According to several outside experts the answer is yes, but the Treasury is maintaining an IRS ruling that granted Citi a $38 billion tax break was routine and proper. The Washington Post first reported the news of the IRS ruling in a front-page story today.
The IRS decision came as part of a deal for Citi to pay back $20 billion, which was announced earlier this week amid mutual back-patting. One benefit for Citi is being freed from salary restrictions.
But with the IRS notice, “all Citi is doing is saying to the government, we’ll give you $20 billion if you give us the $38 billion tax dodge,” Barry Ritholtz, the chief market strategist for Fusion IQ, tells TPMmuckraker. “It’s a giant fraud.”
Here’s the gist of the tax maneuver: Companies are allowed to offset tax payments with previous losses, but the law bars this practice in the case of transfers of ownership. That’s so a money-losing company cannot be bought by a “predator company” for the sole purpose of gaining the tax advantage of the losses of the “prey company.” Citi’s deal with Treasury involves transactions, including the government’s selling of its 34 percent stake in the company, that amount to an ownership change. The IRS ruling allows Citi to offset past losses despite the ownership change.
$38 billion is the amount Citi claims in past losses, which means that under the IRS ruling Citi can “avoid taxes on its next $38 billion in profits,” the Post notes.
Ritholtz says the deal is about Citi — “the least healthy of the major banks” — not wanting to be the odd man out, as others pay back bailout money.
Neither the White House, which declined our request for comment, nor the Treasury has mounted a public defense of the IRS decision, but ABC lays out the full response of anonymous Treasury officials here. The basic argument is that the TARP presents a unique set of circumstances that are not a real transfer of ownership in the original sense of the tax law that is being exempted.

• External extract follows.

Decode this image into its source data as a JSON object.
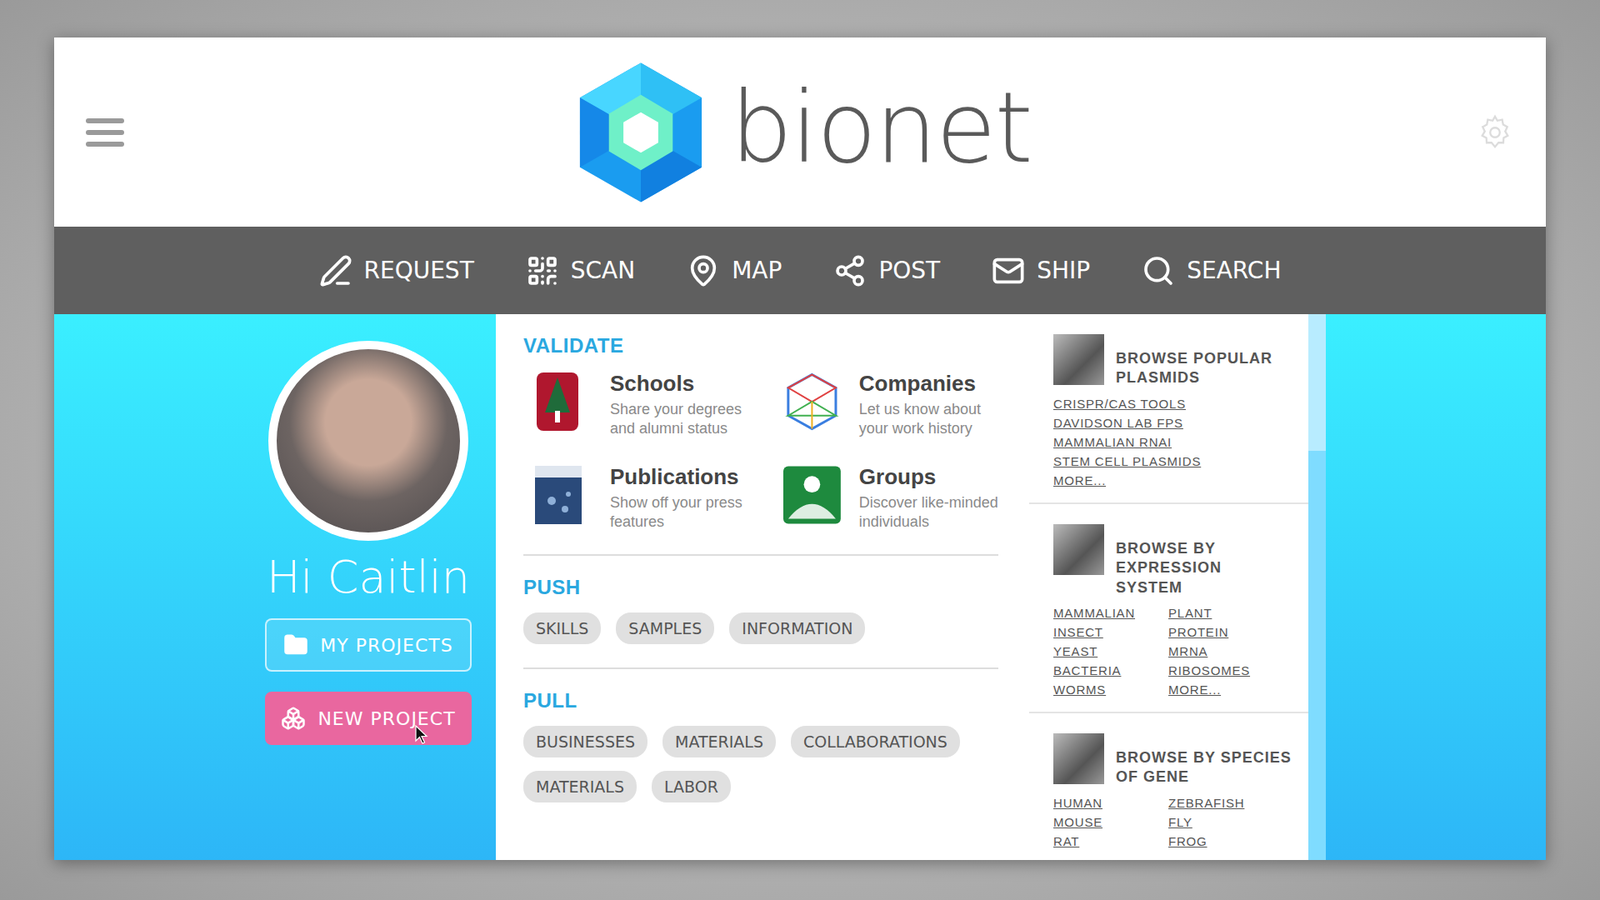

But one tax accounting expert told the Post:
“The government is consciously forfeiting future tax revenues. It’s another form of assistance, maybe not as obvious as direct assistance but certainly another form,” said Robert Willens, an expert on tax accounting who runs a firm of the same name. “I’ve been doing taxes for almost 40 years, and I’ve never seen anything like this, where the IRS and Treasury acted unilaterally on so many fronts.”
The decision on the IRS ruling, which involved senior Treasury officials, has been presented by Treasury as a fait accompli, essentially the only possible interpretation of an existing rule.
But the New York Times reported that federal officials and Citi “had discussed the tax issues since late last summer as they worked through potential hurdles to the bank’s payback plans.” Doesn’t exactly sound like a routine ruling.
Treasury spokesperson Nayyera Haq tells us that the rule “was never intended to address the unprecedented situation where the government owned shares in banks – which is why additional guidance was needed to ensure an orderly TARP exit.”
Edward Harrison, finance specialist at the economic consultancy Global Macro Advisors, delves into the argument here, concluding that while the move is not unprecedented, it very much is a handout of taxpayer money.
Harrison tells TPMmuckraker: “I look it as a chutzpah move to get in there and give some freebies to Citigroup so they don’t have to raise more capital.”
There’s also the question of whether the IRS has the authority to make a decision with such far-ranging effects — one that applies to companies other than Citi in which the government has ownership stakes.
Says Ritholz: “What they’re doing looks awfully a lot like legislation and much less like administrative decision making.”